Mervyn King a tout récemment été nommé pour un second mandat à la tête de la Banque d’Angleterre en dépit d’une certaine réticence manifestée par le Premier ministre britannique. Toutefois, les faux pas évidents de King dans la déroute de la banque Northern Rock n’ont pas terni le prestige d’un homme considéré comme un des artisans de l’expansion économique de son pays ces dix dernières années. De plus, c’est King, en sa qualité de sous-gouverneur puis de gouverneur, qui a inauguré et conduit avec succès l’indépendance de la Banque d’Angleterre.

Au même moment, son collègue américain de la Fed, Ben Bernanke, accomplissant la première moitié de son premier mandat de quatre ans, semble mal parti pour un second mandat.

Ayant pris ses fonctions le 1er février 2006 après avoir été choisi par George W. Bush, Bernanke est considéré comme un républicain modéré. Tout comme Mervyn King, Ben Bernanke est sous le feu de critiques encore plus intenses l’accusant de n’avoir pas démarré à temps les baisses de taux américains, d’être responsable de l’emballement des prix et de la baisse du dollar... Les critiques les plus virulentes le rendent également responsable d’avoir encouragé le développement des prêts subprimes ces dernières années et même ses plus fervents soutiens ont été déstabilisés par ses décisions récentes, la plus spectaculaire ayant été à ce jour la baisse en urgence de 0,75 point des taux américains ! Malheureusement pour Bernanke, Bush ne sera plus président lorsque sonnera le moment de sa réélection et il est fort peu probable qu’il sache la négocier avec le brio de son prédécesseur Alan Greenspan. Ce dernier avait effectivement démontré son talent politique et son opportunisme en occupant ce poste successivement sous des présidents républicains et démocrates, soit sous les présidents Bush père, Bill Clinton et Bush fils. Greenspan avait eu la chance de voir son mandat renouvelé à la fin du premier mandat de Clinton en 1996. Entre temps, il avait su convaincre Clinton d’adopter une approche fiscale prudente qui avait contribué à faire prospérer l’économie américaine. Il n’est même pas acquis que Bernanke soit ré-appointé en cas de victoire du républicain McCain car celui-ci s’est distancé du président de la Fed en plusieurs occasions et dispose de son propre panel de spécialistes financiers de haut vol. Bien évidemment, le sort de Ben Bernanke est étroitement lié à l’économie de son pays et 2008 sera à ce titre déterminante. Ainsi, si les Etats-Unis parviennent à éviter la récession, il conservera en ses mains de précieux atouts pour sa réélection.

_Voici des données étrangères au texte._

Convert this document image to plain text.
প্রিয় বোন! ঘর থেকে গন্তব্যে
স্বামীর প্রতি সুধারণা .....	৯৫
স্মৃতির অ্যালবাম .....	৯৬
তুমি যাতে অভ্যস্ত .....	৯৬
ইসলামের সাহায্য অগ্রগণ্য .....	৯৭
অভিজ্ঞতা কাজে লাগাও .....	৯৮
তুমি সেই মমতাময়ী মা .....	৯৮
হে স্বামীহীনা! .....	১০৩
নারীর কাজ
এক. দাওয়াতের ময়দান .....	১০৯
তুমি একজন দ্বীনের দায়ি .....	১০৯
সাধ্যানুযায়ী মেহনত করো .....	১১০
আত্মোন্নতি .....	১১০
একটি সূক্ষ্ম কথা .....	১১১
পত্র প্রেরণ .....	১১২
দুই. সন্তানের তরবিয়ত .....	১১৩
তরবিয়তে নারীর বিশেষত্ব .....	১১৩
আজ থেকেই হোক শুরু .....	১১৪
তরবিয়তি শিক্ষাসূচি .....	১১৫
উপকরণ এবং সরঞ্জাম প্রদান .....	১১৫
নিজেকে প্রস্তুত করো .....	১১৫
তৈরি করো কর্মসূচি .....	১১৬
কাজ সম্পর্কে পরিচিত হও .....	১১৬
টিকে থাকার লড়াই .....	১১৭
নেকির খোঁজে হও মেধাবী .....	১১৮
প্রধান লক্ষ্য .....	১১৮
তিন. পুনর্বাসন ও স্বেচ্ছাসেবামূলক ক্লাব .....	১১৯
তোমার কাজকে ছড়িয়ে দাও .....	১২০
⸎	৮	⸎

C’est dans une tout autre posture que se trouve Jean-Claude Trichet, le président de la Banque centrale européenne. Son attitude empreinte de sang froid et de détermination dans la gestion de la crise mondiale a en effet favorablement marqué les esprits. Fortement critiqué par certains politiques européens pour son manque de flexibilité, Trichet fait néanmoins naviguer la BCE dans les eaux troubles de la conjoncture mondiale tout en maintenant son objectif ultime de lutte contre l’inflation. Comparé à Trichet, son homologue américain Bernanke exprime fébrilité et manque d’expérience. Du reste, c’est Jean-Claude Trichet qui, le premier, avait réagit le 8 août dernier à l’aube de la crise subprimes en injectant près de 100 milliards d’euros sur les marchés afin d’éviter une crise du crédit. Cette institution vieille de dix ans seulement et autrefois fort controversée a pu ainsi acquérir ses lettres de noblesse avec, à sa proue, la figure emblématique et rassurante de Jean-Claude Trichet. Pourtant, il semble que des temps plus durs attendent Jean-Claude Trichet, principalement si les Etats-Unis sombrent dans une récession. En effet, la croissance commence déjà à se tasser en Europe, certains pays comme l’Irlande et l’Espagne subissent un effondrement immobilier et les pressions inflationnistes en Europe laissent craindre des renégociations salariales à la hausse... De plus, il semblerait qu’une crise bancaire européenne se profile du fait de certains établissements de l’Union qui n’auraient pas été transparents quant à leur exposition aux subprimes ! Dans une telle hypothèse, Trichet subirait alors une pression intensifiée de la part des politiques et la lutte contre l’inflation devra être alors reléguée au second plan.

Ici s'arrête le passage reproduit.